Remember the Sega Neptune? No? That’s fair. It was a prototype from the mid-90s - a weird hybrid console that combined the Sega Genesis and 32X into one machine. Sega announced it, showed some mockups to the press… and then promptly canceled it when they realized no one was really buying into the 32X. The company shifted focus to the Saturn, and the Neptune was left in the dustbin of gaming what-ifs.

But guess what? It’s back. A Brazilian team called GamesCare is releasing the GF1 Neptune, a faithful recreation built around FPGA tech. That means it’s not just emulation - it’s hardware-level re-creation, giving you that original performance and accuracy that software can only dream of. They’re aiming to launch in December 2025, and they’re skipping preorders and crowdfunding entirely. It’s coming. For real. Like a Christmas miracle in cartridge form.

They haven’t announced pricing yet, but they promise it’ll be in line with similar FPGA-based consoles. So probably not cheap, but hey - you spent $300 on a SNES Classic and didn’t blink, don’t lie.

Between the Commodore resurrection and the Neptune’s arrival, I genuinely had to check the calendar. Is it 2025? 1995? Both? Did someone spill Surge on the multiverse controls again?

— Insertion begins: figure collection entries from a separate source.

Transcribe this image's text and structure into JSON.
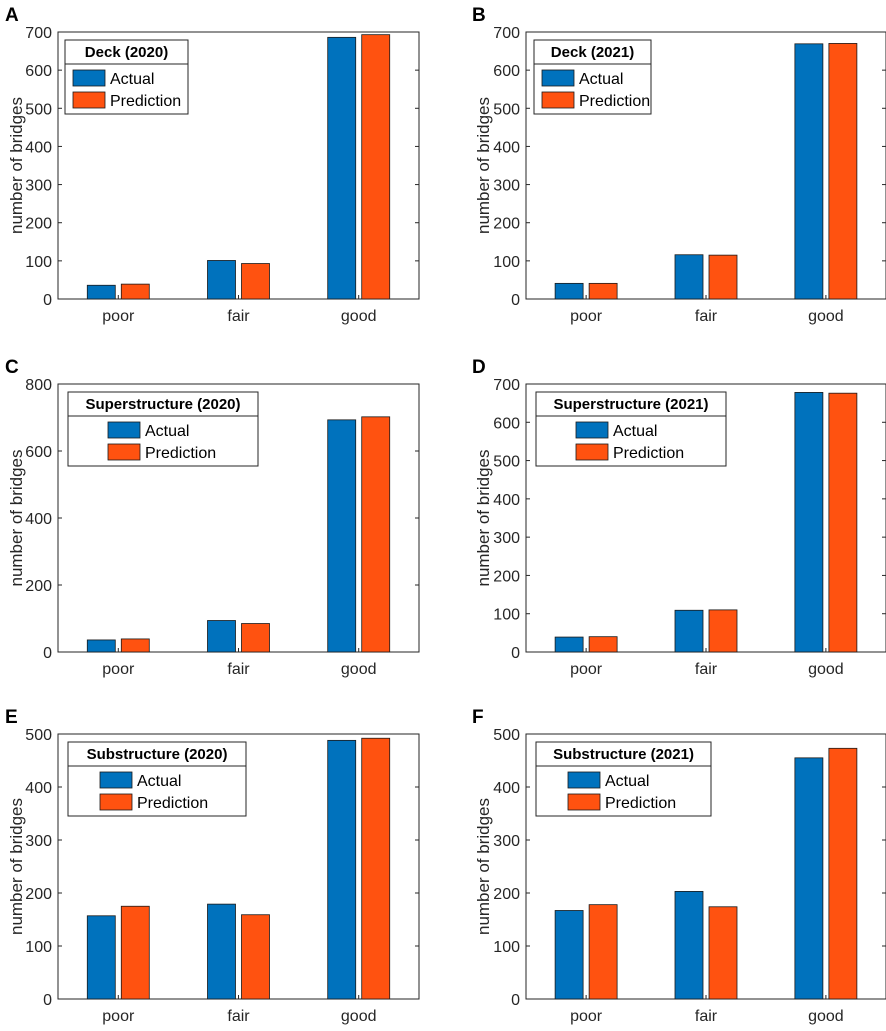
{
  "figure": {
    "series_colors": {
      "Actual": "#0072BD",
      "Prediction": "#FF5210"
    },
    "bar_stroke": "#1a1a1a"
  },
  "chart_data": [
    {
      "panel": "A",
      "type": "bar",
      "title": "Deck (2020)",
      "categories": [
        "poor",
        "fair",
        "good"
      ],
      "series": [
        {
          "name": "Actual",
          "values": [
            36,
            101,
            686
          ]
        },
        {
          "name": "Prediction",
          "values": [
            39,
            93,
            693
          ]
        }
      ],
      "xlabel": "",
      "ylabel": "number of bridges",
      "ylim": [
        0,
        700
      ],
      "yticks": [
        0,
        100,
        200,
        300,
        400,
        500,
        600,
        700
      ],
      "legend_position": "top-left",
      "legend_title_bold": true
    },
    {
      "panel": "B",
      "type": "bar",
      "title": "Deck (2021)",
      "categories": [
        "poor",
        "fair",
        "good"
      ],
      "series": [
        {
          "name": "Actual",
          "values": [
            41,
            116,
            669
          ]
        },
        {
          "name": "Prediction",
          "values": [
            41,
            115,
            670
          ]
        }
      ],
      "xlabel": "",
      "ylabel": "number of bridges",
      "ylim": [
        0,
        700
      ],
      "yticks": [
        0,
        100,
        200,
        300,
        400,
        500,
        600,
        700
      ],
      "legend_position": "top-left",
      "legend_title_bold": true
    },
    {
      "panel": "C",
      "type": "bar",
      "title": "Superstructure (2020)",
      "categories": [
        "poor",
        "fair",
        "good"
      ],
      "series": [
        {
          "name": "Actual",
          "values": [
            36,
            94,
            693
          ]
        },
        {
          "name": "Prediction",
          "values": [
            39,
            85,
            702
          ]
        }
      ],
      "xlabel": "",
      "ylabel": "number of bridges",
      "ylim": [
        0,
        800
      ],
      "yticks": [
        0,
        200,
        400,
        600,
        800
      ],
      "legend_position": "top-left",
      "legend_title_bold": true
    },
    {
      "panel": "D",
      "type": "bar",
      "title": "Superstructure (2021)",
      "categories": [
        "poor",
        "fair",
        "good"
      ],
      "series": [
        {
          "name": "Actual",
          "values": [
            39,
            109,
            678
          ]
        },
        {
          "name": "Prediction",
          "values": [
            40,
            110,
            676
          ]
        }
      ],
      "xlabel": "",
      "ylabel": "number of bridges",
      "ylim": [
        0,
        700
      ],
      "yticks": [
        0,
        100,
        200,
        300,
        400,
        500,
        600,
        700
      ],
      "legend_position": "top-left",
      "legend_title_bold": true
    },
    {
      "panel": "E",
      "type": "bar",
      "title": "Substructure (2020)",
      "categories": [
        "poor",
        "fair",
        "good"
      ],
      "series": [
        {
          "name": "Actual",
          "values": [
            157,
            179,
            488
          ]
        },
        {
          "name": "Prediction",
          "values": [
            175,
            159,
            492
          ]
        }
      ],
      "xlabel": "",
      "ylabel": "number of bridges",
      "ylim": [
        0,
        500
      ],
      "yticks": [
        0,
        100,
        200,
        300,
        400,
        500
      ],
      "legend_position": "top-left",
      "legend_title_bold": true
    },
    {
      "panel": "F",
      "type": "bar",
      "title": "Substructure (2021)",
      "categories": [
        "poor",
        "fair",
        "good"
      ],
      "series": [
        {
          "name": "Actual",
          "values": [
            167,
            203,
            455
          ]
        },
        {
          "name": "Prediction",
          "values": [
            178,
            174,
            473
          ]
        }
      ],
      "xlabel": "",
      "ylabel": "number of bridges",
      "ylim": [
        0,
        500
      ],
      "yticks": [
        0,
        100,
        200,
        300,
        400,
        500
      ],
      "legend_position": "top-left",
      "legend_title_bold": true
    }
  ]
}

In all seriousness, this isn’t just a nostalgia trip. It’s a sign of how deep our love for these platforms still runs. Commodore and Sega weren’t just hardware - they were a whole era, a whole vibe. Seeing passionate fans bring them back, not for cheap cash grabs, but with real care and vision? That’s something special.

So yeah. Commodore’s got a new captain. The Neptune is rising. The 90s are calling… and this time, they brought their A-game.